Uso o presente do indicativo para dizer que gosto muito do que Helena Matos escreve.
Uso o pretérito perfeito simples para dizer que já gostei mais de Maria João Seixas.
Muito obrigado, João Tunes, por nos ir deixando assistir àquilo que pensa, àquilo que sabe, àquilo que sente.
___________
Deniz Costa

['dignitários', mas isso é pouco importante.]


De Evaristo a 26 de Agosto de 2005 às 16:44
Caro João: Obrigado pelas referências, mas a sua prosa polemista é superior à minha ironia; foi por este caminho queirozeano que me atrevi a badalar a "carta" de MJS, que considero de antologia pelo teor e por achar que vai ter a resposta adequada por parte da fugosa e perspicaz Helena Matos, cujo talento muito aprecio e já o referi em anteriores posts.
A sua análise justa deu-me o retrato inteiro da "beata". Eu só imaginei a "bruxa má" de armas na mão em plena Serra da Estrela!... O comentário de Macsilva completou o retrato que o João havia desenhado.

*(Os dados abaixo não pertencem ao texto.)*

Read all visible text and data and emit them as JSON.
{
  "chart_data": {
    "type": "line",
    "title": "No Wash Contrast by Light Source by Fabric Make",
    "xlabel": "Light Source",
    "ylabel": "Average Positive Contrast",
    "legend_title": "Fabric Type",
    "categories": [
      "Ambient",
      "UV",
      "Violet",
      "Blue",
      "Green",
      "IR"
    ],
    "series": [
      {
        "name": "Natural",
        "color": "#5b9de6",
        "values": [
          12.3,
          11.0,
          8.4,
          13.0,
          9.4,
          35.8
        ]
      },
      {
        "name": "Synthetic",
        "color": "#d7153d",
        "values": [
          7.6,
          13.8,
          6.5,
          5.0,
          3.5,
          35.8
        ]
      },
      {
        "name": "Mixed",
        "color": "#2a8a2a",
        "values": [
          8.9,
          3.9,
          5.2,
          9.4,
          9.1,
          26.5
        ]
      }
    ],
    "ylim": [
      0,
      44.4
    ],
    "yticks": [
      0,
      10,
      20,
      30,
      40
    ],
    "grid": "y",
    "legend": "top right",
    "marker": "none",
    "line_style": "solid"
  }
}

De macsilva a 25 de Agosto de 2005 às 22:19
Não comungo das opiniões de Helena Matos nem das de Maria João Seixas, mas acho interessante uma crente piedosa usar como argumento da sua oposição às ideias defendidas por H. Matos o facto de esta ter estado um dia de armas na mão contra os democratas. H. Matos, se tivesse nascido na época de M.J.Seixas, muito provavelmente teria estado de armas na mão contra o fascismo (se isso tivesse sido alguma vez advogado por qualquer partido como táctica política), coisa de que M.J.Seixas nunca seria capaz, remetida que esteve (e continua) aos seus votos piedosos de desejo de mudança política. A distância entre H. Matos e M.J.Seixas, no que respeita ao empenhamento na luta pelo que se acredita (com a melhor das intenções, ainda que para os piores fins, não é muito relevante), não é apenas grande: é enorme!
E a distância entre ambas é também enorme no que se refere à capacidade de mudar. H.Matos, tendo sido esquerdista, assume-se, com coragem, como militante do centro político, defensora do capitalismo e anti-comunista, contra a ideologia que abraçou na juventude. M.J.Seixas lá continua apegada ao seu credo piedoso, agora menos tolerante para com a diferença de opiniões. Tão pouco tolerante que não se coibe de usar o passado de H.Matos para tentar "rebater" as opiniões desta. Ora, as ideias de H.Matos são as suas ideias do presente, não as suas ideias do passado, e era as ideias do presente que M.J.Seixas deveria esforçar-se por rebater, sem recorrer a insinuações sobre ideias e práticas do passado.
Porque não teve qualquer capacidade de mudança, M.J.Seixas não admite que outrem o tenha tido; daí o realçe à sua manutenção no mesmo campo e a desvalorização da mudança de campo de H.Matos.
Para além da mesquinhez argumentativa, M.J.Seixas não compreende aque as pessoas são históricas, isto é, que têm a sua própria história, reflectida no que vão sendo física e socialmente.
Oxalá existissem neste país muitas Helenas Matos, mulheres inteligentes e corajosas.